You are given a representation of a city as a grid with R representing roads and B representing buildings. A patrol station placed on any road cell can cover all road cells in the same connected component (cells that are adjacent horizontally or vertically). Your task is to determine the minimum number of patrol stations required so that every road cell is patrolled.

Formally, for each test case, you are given an integer T representing the number of test cases. Each test case starts with two integers N and M denoting the number of rows and columns of the grid. This is followed by N lines, each containing a string of length M. The goal is to count the number of connected components consisting solely of the character R.

The connectivity is defined in the four cardinal directions (up, down, left, right). In other words, two R cells belong to the same connected component if they are adjacent (not diagonally) or can be connected via a sequence of adjacent road cells.
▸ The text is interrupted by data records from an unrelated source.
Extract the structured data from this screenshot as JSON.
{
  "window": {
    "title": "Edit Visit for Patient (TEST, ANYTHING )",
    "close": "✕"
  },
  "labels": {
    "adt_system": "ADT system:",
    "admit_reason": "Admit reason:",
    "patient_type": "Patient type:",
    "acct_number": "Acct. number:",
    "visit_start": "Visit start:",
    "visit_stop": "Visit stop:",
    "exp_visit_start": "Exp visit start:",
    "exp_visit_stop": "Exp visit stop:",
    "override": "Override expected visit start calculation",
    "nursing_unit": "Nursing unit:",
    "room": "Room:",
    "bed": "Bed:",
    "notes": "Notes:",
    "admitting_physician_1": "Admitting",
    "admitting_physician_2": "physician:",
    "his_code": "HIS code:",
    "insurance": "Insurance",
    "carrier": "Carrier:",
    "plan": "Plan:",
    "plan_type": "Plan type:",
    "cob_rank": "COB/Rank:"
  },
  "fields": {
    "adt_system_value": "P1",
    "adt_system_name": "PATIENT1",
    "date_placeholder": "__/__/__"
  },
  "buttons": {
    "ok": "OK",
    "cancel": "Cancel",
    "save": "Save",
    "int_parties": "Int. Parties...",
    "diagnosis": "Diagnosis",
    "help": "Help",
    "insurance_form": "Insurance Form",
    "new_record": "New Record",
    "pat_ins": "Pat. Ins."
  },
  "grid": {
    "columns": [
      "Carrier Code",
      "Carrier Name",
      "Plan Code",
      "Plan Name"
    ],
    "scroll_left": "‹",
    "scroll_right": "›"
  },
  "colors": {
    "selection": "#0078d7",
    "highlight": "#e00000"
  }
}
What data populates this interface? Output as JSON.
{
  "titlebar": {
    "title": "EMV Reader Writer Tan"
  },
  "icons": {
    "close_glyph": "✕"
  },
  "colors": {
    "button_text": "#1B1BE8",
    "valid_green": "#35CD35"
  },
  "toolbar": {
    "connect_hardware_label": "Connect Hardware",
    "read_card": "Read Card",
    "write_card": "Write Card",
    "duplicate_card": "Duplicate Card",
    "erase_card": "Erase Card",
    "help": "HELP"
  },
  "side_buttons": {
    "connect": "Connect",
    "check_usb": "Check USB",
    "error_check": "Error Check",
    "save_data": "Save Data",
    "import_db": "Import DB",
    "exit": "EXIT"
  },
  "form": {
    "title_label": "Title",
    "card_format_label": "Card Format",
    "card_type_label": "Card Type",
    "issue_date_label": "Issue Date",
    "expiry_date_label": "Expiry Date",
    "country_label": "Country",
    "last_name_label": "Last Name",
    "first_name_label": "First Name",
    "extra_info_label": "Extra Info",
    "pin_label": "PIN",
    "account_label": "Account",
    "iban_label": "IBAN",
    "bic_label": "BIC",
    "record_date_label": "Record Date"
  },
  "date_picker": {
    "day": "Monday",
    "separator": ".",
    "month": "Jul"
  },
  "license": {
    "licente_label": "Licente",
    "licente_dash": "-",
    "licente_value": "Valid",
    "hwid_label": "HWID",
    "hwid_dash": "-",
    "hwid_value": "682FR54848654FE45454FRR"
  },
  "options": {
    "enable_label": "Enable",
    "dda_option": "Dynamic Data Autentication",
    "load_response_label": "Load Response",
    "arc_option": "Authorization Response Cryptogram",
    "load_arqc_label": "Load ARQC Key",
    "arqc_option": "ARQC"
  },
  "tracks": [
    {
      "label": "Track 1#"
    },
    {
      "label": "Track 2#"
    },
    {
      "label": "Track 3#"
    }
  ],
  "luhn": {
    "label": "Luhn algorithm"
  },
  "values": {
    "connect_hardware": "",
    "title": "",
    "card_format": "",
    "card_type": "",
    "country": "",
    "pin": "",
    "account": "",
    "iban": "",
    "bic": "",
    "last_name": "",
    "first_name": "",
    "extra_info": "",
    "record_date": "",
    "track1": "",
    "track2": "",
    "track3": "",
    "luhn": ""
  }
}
Count the number of such components; this number is the minimum number of patrol stations needed.

inputFormat

The first line contains an integer T, the number of test cases. Each test case is specified as follows:

• The first line contains two integers N and M — the number of rows and columns of the grid.
• The next N lines each contain a string of length M representing the grid. The character R denotes a road and B denotes a building.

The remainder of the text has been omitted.